My first thought was to search for existing programmes tailored to endurance trips. There exist a number of websites offering training plans for mountaineering and hiking style trips:
These websites focus on coaching services which violates our approach of testing before you commit large sums of money. For now I’m going to stick with a strength and endurance focused programme consisting of weight training and (endurance) hiking. I will consider a training plan as I get a better feel for my progress. “Endurance” here means both aerobic fitness, and strength since training lunges, squats, etc for 12 repetitions with breaks between sets is very different to being under load for hours.
To pull a pulk requires core, leg, and posterior chain muscles. To carry a backpack requires a strong back and core at minimum so the weight training will give a large focus to these areas.
My initial training plan is below. Follow along to see it evolve over time as I learn more.
Strength
My initial strength training programme will look something like the below, but I recommend you tailor it to your own body and medical situation.
Day A
| Exercise | Sets | Reps | Notes |
|---|---|---|---|
| Goblet squats | 4 | 12+ | |
| Walking lunges | 4 | 12+ | Per leg, but walking rather than in-place |
| Step-ups | 4 | 12+ | Per leg. Bench around knee height. Control on the way down, don’t let yourself “fall” |
| Forearm plank | 3 | 45+ seconds | Try to add more time each session |
| Pallof Press | 3 | 12+ | Each side. Alternative: Russian twists or side planks |
| Suitcase carries | 4 | 30+ metres | Per side. Heavy. Hold a dumbbell or kettlebell in one hand and brace your core and stand as straight and tall as possible |
Day B
| Exercise | Sets | Reps | Notes |
|---|---|---|---|
| Romanian deadlift | 4 | 10 | Heavy, but you must feel your hamstrings working, do not go so heavy the back takes over |
| Bulgarian split squat | 4 | 10 | Per leg. Use dumbbells |
| Seated or chest supported row | 4 | 12 | Pull from the back, not the arms |
| Standing overhead press | 4 | 10 | Dumbbell or barbell. Consider seated on the floor as a superset or alternative to work your core more |
| Face pulls | 4 | 12+ | |
| Side plank | 3 | 45+ seconds | Try to add more time each session |
| Single leg balance | 2 | 45+ seconds | Per leg. You can hold a kettlebell like a briefcase in one hand, and overhead in the other for more challenge |
For the first 2-3 weeks learn the movements and work on the technique. Aim to have 2-3 more repetitions left in the tank after each set. Weeks 3 onwards gradually increase the workload. Try to add more repetitions per set until 15-20, then add more weight in the next session, but reduce the repetitions to what’s listed above.
Endurance/Cardio
Since accessing a long hike is not possible during the week for most, we’ll split this into gym endurance and hikes.
Gym Endurance
Continuous hill walking or stair climbers with backpack for 40mins. Gradually add weight each session.

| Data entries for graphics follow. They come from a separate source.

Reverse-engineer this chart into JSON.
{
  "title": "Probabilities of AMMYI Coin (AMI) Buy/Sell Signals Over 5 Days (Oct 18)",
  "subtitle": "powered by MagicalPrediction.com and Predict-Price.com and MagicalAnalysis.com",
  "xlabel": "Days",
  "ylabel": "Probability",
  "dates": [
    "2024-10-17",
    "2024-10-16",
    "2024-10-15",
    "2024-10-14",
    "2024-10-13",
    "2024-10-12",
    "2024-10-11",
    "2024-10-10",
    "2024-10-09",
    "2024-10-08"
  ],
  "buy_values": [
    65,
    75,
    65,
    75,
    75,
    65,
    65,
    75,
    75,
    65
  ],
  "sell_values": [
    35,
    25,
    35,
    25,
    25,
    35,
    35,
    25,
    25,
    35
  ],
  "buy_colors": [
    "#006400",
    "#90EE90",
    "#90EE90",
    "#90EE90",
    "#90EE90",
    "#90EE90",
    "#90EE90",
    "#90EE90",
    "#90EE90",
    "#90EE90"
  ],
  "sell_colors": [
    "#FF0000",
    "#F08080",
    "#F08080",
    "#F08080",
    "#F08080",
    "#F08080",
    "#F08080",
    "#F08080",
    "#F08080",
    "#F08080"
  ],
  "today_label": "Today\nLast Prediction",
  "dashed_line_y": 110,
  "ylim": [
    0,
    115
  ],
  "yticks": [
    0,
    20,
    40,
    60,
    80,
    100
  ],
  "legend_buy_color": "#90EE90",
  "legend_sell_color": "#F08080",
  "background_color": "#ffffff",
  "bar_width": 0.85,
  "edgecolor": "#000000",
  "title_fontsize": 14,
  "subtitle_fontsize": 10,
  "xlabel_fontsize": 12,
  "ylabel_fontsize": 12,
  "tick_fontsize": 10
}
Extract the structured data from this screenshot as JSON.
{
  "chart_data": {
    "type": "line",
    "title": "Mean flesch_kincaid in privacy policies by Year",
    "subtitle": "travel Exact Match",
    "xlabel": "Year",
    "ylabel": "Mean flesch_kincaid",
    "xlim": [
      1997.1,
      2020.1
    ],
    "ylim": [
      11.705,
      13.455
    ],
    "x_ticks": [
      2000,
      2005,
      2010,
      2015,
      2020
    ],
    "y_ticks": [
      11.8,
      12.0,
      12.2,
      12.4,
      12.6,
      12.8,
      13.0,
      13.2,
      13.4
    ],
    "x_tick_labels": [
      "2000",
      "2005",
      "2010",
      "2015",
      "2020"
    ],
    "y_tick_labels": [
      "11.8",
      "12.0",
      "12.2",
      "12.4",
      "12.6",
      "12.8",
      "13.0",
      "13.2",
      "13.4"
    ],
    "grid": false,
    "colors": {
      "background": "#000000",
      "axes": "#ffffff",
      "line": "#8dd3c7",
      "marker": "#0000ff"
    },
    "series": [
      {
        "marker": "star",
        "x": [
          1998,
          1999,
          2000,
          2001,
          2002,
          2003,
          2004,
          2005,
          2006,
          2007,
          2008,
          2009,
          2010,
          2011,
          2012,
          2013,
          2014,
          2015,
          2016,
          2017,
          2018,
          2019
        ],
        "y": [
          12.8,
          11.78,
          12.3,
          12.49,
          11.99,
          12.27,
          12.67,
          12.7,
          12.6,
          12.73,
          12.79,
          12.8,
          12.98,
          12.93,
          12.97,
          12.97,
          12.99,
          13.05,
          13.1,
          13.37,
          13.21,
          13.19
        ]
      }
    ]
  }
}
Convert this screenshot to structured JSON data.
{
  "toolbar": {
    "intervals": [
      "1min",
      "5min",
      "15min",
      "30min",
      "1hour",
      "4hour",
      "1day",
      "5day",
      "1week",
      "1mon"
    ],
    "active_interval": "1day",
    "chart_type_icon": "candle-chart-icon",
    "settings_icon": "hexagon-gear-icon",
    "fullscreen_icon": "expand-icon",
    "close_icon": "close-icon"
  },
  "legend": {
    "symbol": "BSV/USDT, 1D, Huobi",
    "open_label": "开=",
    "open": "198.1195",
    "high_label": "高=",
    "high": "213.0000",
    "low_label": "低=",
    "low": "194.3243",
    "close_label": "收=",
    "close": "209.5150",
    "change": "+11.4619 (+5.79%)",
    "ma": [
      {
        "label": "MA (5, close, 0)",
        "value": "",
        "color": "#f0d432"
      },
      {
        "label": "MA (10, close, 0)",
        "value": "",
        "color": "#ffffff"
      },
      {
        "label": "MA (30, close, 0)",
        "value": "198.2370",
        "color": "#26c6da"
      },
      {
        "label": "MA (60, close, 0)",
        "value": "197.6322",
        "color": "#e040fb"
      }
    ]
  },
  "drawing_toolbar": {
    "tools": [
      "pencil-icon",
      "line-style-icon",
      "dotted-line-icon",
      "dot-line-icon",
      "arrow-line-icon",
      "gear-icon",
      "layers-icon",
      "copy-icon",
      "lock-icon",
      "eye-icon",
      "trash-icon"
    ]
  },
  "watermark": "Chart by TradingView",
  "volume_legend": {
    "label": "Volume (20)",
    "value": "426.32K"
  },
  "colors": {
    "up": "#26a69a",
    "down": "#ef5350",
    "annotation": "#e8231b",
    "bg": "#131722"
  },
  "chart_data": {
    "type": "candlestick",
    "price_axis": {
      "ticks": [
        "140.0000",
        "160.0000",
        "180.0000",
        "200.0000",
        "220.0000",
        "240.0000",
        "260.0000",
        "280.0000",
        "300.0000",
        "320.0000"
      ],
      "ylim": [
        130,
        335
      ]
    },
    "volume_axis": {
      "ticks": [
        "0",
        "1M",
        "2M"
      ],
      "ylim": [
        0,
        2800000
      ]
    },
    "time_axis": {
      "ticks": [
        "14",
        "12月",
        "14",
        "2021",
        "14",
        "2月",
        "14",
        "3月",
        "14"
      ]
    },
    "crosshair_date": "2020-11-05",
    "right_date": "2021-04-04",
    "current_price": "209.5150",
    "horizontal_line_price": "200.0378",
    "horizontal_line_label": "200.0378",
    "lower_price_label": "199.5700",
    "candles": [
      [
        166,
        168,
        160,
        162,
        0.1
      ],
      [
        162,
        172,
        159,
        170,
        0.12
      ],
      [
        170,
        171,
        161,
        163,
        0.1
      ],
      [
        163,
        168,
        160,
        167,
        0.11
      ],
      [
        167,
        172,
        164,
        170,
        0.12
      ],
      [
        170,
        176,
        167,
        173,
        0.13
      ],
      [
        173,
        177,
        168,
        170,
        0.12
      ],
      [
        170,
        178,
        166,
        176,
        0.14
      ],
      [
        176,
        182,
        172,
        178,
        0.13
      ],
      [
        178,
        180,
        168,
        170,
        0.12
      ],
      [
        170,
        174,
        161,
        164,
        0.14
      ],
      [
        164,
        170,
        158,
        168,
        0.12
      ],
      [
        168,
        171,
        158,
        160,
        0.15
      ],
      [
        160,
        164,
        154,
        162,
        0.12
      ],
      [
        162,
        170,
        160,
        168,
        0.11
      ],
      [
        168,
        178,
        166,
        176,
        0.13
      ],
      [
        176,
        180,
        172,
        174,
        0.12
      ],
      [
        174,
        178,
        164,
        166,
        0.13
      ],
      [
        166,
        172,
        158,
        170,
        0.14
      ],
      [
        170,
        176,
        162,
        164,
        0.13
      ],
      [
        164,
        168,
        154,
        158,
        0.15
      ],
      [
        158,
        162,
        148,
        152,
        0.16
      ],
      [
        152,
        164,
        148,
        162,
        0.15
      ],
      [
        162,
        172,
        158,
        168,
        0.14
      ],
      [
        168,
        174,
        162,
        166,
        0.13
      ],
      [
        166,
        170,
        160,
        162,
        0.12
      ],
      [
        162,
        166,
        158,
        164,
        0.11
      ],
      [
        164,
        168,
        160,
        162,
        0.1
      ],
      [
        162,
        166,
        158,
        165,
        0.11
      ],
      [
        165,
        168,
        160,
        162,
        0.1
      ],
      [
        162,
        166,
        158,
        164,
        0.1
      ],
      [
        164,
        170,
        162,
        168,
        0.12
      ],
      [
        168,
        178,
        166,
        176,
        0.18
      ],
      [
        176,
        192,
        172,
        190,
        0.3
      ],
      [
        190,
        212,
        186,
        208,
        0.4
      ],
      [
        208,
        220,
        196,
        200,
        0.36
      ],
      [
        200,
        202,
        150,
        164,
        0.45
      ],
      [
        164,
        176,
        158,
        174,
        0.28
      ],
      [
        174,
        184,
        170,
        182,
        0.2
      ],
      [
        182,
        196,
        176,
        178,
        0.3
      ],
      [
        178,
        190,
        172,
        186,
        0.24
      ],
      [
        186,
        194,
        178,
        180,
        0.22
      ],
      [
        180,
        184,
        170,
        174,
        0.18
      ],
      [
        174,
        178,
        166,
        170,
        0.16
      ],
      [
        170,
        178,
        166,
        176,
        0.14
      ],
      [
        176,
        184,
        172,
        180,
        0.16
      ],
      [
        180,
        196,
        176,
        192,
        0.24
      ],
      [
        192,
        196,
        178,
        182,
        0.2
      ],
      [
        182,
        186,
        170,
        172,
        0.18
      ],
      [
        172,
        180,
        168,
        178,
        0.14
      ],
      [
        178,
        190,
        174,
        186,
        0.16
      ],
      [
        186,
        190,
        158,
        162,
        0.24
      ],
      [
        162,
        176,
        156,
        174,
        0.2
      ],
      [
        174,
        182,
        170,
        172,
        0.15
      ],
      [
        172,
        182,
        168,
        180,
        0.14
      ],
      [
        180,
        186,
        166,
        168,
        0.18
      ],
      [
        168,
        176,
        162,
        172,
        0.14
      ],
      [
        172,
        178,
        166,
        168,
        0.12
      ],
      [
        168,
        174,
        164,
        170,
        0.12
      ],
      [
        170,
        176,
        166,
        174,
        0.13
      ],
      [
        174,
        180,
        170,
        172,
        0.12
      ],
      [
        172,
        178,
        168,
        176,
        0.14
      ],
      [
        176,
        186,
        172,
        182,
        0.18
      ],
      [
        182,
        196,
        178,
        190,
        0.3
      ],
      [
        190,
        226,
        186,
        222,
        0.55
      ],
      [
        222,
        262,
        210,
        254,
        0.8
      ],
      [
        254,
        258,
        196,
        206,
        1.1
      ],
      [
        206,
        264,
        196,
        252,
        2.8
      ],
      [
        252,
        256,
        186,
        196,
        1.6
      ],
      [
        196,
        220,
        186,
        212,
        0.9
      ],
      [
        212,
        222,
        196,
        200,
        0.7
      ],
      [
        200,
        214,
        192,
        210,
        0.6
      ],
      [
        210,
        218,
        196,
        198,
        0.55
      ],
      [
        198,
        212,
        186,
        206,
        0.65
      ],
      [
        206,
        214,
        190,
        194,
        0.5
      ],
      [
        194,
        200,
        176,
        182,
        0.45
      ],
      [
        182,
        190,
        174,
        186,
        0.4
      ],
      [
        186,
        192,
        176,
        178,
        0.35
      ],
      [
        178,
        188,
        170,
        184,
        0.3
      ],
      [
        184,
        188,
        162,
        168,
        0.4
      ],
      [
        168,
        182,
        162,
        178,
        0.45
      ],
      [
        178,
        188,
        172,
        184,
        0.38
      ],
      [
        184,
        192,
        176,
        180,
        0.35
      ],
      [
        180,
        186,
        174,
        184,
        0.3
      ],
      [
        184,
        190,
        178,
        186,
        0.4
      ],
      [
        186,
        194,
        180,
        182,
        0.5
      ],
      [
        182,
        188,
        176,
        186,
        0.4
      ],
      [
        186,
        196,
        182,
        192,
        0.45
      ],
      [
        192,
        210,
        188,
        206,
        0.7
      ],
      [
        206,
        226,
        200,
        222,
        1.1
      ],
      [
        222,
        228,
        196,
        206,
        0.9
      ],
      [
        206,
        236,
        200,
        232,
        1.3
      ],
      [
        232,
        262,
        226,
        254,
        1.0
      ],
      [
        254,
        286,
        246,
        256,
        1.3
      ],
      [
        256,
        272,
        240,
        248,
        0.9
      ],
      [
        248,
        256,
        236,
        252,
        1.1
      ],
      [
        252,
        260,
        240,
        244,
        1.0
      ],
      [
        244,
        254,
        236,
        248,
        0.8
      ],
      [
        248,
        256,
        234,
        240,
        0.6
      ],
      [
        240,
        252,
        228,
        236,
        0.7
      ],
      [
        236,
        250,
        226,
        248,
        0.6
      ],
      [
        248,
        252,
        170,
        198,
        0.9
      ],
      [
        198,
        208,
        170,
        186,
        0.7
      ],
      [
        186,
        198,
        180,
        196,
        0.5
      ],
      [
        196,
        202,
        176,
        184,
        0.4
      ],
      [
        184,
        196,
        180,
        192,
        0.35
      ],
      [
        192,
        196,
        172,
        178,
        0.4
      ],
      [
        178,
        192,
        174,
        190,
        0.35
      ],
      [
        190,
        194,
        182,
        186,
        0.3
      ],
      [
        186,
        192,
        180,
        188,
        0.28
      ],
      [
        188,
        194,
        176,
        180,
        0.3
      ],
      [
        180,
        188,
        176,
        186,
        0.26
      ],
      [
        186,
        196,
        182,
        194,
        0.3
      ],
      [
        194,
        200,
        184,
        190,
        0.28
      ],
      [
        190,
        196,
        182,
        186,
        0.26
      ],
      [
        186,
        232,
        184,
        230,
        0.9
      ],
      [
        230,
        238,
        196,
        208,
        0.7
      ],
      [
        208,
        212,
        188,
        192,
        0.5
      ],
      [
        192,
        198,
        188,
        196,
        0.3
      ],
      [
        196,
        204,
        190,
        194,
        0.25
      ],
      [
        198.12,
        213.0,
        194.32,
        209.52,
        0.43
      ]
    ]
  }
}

Remember that as weight increases, you should use a backpack with hip straps so that 80% of the load is on your hips and NOT your back and shoulders. This will not only reduce the strain on your back, but it will work your posterior chain more, hence the strength training work.
Hiking (Without a Pulk)
Start with 2-hour hikes in your local area (use AllTrails to find them), beginning with flat land and/or gentle hills. Then work your way up to 6+ hour hikes (you may want to use Komoot for longer hikes if none exist near you).
For weight during these hikes, use the same or lighter than your gym endurance sessions for that week.
(I am assuming that hiking is a substitute for pulling a pulk, you may wish to tie some rope to an old tyre and pull that to simulate a pulk on a budget).